I have a group that comes to my house. They are all experienced. They can use any tool.
I have a friend with an even better shop and when I go there I can use any tool.
Something breaks we all get in on the fix.
I have never had a power tool wear out because I let a friend use it.
I do not, as a general rule, let a power tool leave the shop.
But, my friends take care, are careful, and it is good to have someone back you up every now and then.

Works for us.

Lee

-- No piece is cut too short. It was meant for a smaller project.

View christopheralan's profile

christopheralan

1105 posts in 2323 days


#14 posted 1466 days ago

My shop, my tools. Period. I hate to be a back-side about it, but everyone knows the deal. My shop helps me make money, and I can’t afford to be without a tool due to someone making a mistake. There is also a liability in having other in my shop. I can’t pay for their medical bills if something were to happen. My friends and neighbors all know my stance on this subject and they all respect it, due to the fact that the rule applies to everyone. No exceptions.

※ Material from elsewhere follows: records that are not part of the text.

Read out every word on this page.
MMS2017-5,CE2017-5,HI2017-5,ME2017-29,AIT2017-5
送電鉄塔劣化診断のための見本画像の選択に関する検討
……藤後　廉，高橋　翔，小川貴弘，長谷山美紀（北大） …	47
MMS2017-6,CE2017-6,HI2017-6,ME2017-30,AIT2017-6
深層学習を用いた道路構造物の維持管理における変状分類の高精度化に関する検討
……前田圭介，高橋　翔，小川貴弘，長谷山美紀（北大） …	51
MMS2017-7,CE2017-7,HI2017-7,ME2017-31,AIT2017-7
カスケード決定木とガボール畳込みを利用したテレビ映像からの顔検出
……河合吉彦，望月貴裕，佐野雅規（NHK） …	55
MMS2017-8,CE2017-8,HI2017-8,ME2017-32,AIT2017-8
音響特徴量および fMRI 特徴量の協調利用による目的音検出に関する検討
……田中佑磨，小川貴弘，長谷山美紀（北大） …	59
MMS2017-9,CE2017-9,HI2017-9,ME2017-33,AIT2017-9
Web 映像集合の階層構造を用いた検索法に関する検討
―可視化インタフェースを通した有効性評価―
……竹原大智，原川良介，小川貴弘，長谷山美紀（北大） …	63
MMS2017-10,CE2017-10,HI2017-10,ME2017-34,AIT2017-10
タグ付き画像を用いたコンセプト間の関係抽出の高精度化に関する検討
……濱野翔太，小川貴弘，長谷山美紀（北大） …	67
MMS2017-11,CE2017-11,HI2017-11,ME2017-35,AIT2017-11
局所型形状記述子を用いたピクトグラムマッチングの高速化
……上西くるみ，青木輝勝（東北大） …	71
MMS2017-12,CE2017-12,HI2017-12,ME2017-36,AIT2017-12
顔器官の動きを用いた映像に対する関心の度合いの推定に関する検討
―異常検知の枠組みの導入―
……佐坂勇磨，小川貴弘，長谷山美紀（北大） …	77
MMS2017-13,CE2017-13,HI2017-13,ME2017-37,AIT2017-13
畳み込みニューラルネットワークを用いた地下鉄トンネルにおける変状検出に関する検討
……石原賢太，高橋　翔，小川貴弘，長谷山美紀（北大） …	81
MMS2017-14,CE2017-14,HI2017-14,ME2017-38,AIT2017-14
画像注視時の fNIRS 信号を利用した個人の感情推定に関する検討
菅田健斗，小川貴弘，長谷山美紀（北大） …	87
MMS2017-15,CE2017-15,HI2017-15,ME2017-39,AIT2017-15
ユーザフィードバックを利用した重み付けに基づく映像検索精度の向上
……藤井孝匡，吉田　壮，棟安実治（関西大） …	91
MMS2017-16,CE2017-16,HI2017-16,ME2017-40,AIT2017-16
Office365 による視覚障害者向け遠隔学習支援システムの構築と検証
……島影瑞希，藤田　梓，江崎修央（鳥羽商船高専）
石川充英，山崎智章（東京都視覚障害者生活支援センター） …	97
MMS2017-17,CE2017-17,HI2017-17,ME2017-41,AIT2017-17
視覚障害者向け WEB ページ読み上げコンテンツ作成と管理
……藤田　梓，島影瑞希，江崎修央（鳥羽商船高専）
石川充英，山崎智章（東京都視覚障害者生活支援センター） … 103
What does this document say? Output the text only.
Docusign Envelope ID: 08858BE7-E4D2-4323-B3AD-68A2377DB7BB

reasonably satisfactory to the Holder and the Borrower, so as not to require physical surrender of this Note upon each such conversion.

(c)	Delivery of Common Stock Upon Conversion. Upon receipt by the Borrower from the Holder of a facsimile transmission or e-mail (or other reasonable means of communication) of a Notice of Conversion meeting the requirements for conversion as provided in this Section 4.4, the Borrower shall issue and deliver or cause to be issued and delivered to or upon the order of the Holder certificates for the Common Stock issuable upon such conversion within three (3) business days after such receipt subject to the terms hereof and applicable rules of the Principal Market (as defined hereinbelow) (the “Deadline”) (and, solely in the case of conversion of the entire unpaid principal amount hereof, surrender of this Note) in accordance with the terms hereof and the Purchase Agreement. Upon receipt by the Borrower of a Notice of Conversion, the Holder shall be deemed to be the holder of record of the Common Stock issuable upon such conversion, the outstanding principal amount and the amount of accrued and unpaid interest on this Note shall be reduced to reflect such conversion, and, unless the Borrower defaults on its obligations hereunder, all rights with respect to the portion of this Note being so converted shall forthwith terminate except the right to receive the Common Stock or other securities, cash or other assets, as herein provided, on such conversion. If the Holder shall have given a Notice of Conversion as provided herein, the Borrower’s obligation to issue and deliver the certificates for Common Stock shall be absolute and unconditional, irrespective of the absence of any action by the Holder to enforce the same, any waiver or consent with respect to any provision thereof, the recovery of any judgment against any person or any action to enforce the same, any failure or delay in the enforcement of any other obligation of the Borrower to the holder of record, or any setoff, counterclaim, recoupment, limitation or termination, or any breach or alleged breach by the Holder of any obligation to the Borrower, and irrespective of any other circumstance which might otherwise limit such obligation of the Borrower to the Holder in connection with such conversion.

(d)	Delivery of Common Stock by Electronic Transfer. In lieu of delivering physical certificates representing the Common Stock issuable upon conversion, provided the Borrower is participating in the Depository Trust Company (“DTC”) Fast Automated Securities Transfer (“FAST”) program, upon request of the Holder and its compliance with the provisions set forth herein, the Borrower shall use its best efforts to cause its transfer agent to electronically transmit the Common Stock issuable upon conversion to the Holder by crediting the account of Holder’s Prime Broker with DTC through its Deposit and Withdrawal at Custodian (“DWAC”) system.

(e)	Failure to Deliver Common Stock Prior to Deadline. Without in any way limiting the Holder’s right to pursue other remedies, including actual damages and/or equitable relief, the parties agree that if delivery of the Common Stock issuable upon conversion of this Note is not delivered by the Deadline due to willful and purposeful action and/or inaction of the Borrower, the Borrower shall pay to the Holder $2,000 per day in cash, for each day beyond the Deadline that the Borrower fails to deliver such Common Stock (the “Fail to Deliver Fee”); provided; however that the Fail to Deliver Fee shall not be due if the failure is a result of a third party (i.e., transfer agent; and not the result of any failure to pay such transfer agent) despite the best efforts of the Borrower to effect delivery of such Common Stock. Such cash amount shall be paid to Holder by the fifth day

-- christopheralan http://www.projectwoodworks.com

View BTKS's profile

BTKS

1967 posts in 2067 days


#15 posted 1466 days ago

Just had a buddy see my shop the other day and bring up the topic of working up some boards there. I got a real uneasy feeling and wondered how I was going to handle it if he followed up with actually bringing out some boards.
I think this particular guy will replace anything he damages but it opens the precedent of, “he used the shop, why can’t I.”
Thanks for getting me thinking.
Milo and others, thanks for bringing up LIABILITY. As much as I hate the thought of having insurance companies and lawyers affect how I decide what to do with my tools it is reality. Money talks!
Later, BTKS

-- "Man's ingenuity has outrun his intelligence" (Joseph Wood Krutch)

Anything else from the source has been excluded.